- Books, Quotes, Reading, Uncategorized

A Sentence About a Sentence I Love, by Tim Horvath

“In Africa, you want more, I think.”
—from Norman Rush’s Mating

 

As sentences go, it’s not much, really—doesn’t plunge us into the sensuous muck, paint indelible images on our inner eyes, doesn’t thrust us into back-blistering Kalahari sun (soon), doesn’t Google Street View us into a village or even a country, doesn’t try to dazzle us with wordplay, turning a town “traditionopolis” or a nervous animal “postlion,” hasn’t yet unleashed the steady barrage of allusions, like that of a “fine grit [floating] like a painting of bedlam in the sfumato style,” that will send us groping for reference books (now Wikipedia); no, it’s really rather plain, actually, this opening sentence, blunt and exposed like bleached bone, a straightforward foray into a novel that will veer off and ruminate on nutritional anthropology, lust, the prospects of utopianism, the differences between men and women, the travails of post-colonial Africa, but not yet, as if the sentence (the author? no, the sentence has agency, has slipped away from “author,” can tie its own shoes thank you very much), fully aware of what is to come, realizes that bigger, fuller things are just around the corner and knowing this, leads with a firm handshake, quietly confident, meeting our gaze, brazenly assertive even when allowing some doubt to creep in, moving to the diminished seventh, the irresolution of one confident enough to admit to some limitations, to know subjectivity is no liability but part of the big ticket draw, why we’re here, what pulls us in and on, wide-eyed, hungry, no, famished—sialorrheic, damnit, Rush might put it (think saliva)—a sentence that withholds almost everything and in nearly every way, assured that it is not what it is about at all that matters but what it is doing, and what it is doing, among other things, is what it has to do, namely making you—without a clue who this is about or where it’s headed, without a rebel yell but most definitely in the midnight hour—want more, more, more.

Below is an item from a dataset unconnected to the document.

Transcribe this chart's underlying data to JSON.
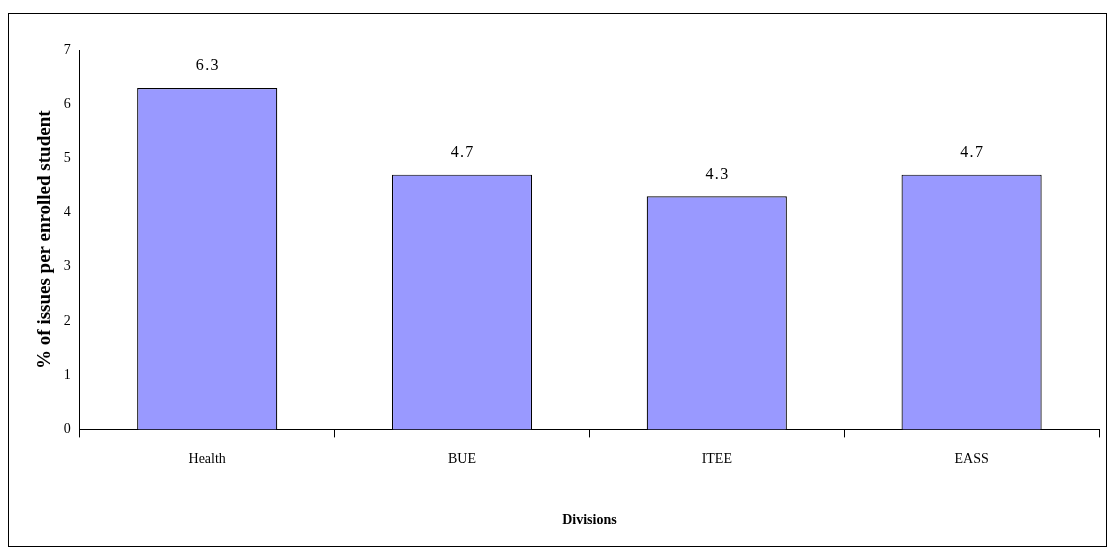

Tim Horvath is the author of Circulation.

  • Tim Horvath is the author of Understories, which won the New Hampshire Literary Award, and Circulation (sunnyoutside press), and is working on a novel entitled The Spinal Descent.

5 thoughts on “A Sentence About a Sentence I Love, by Tim Horvath

  1. This is so fucking comforting. It must be the word “sialorrheic.” Soothes my insomnia, somehow.

  2. When it comes to Norman Rush, I also want more, I think. Not from either of his two novels — Mating and Mortals — because they’re just fantastic the way they are. I want more Norman Rush novels period! What is he, one of these one-book-a-decade guys?

  3. EC, I’m right with you on this! I know there’s a new book in the pipeline, and a couple of years ago I even remember a title attached to some reading Rush gave at the 92nd Street Y. But that title evaporated and I haven’t heard a trace of it since. Probably some of what motivated this more-business.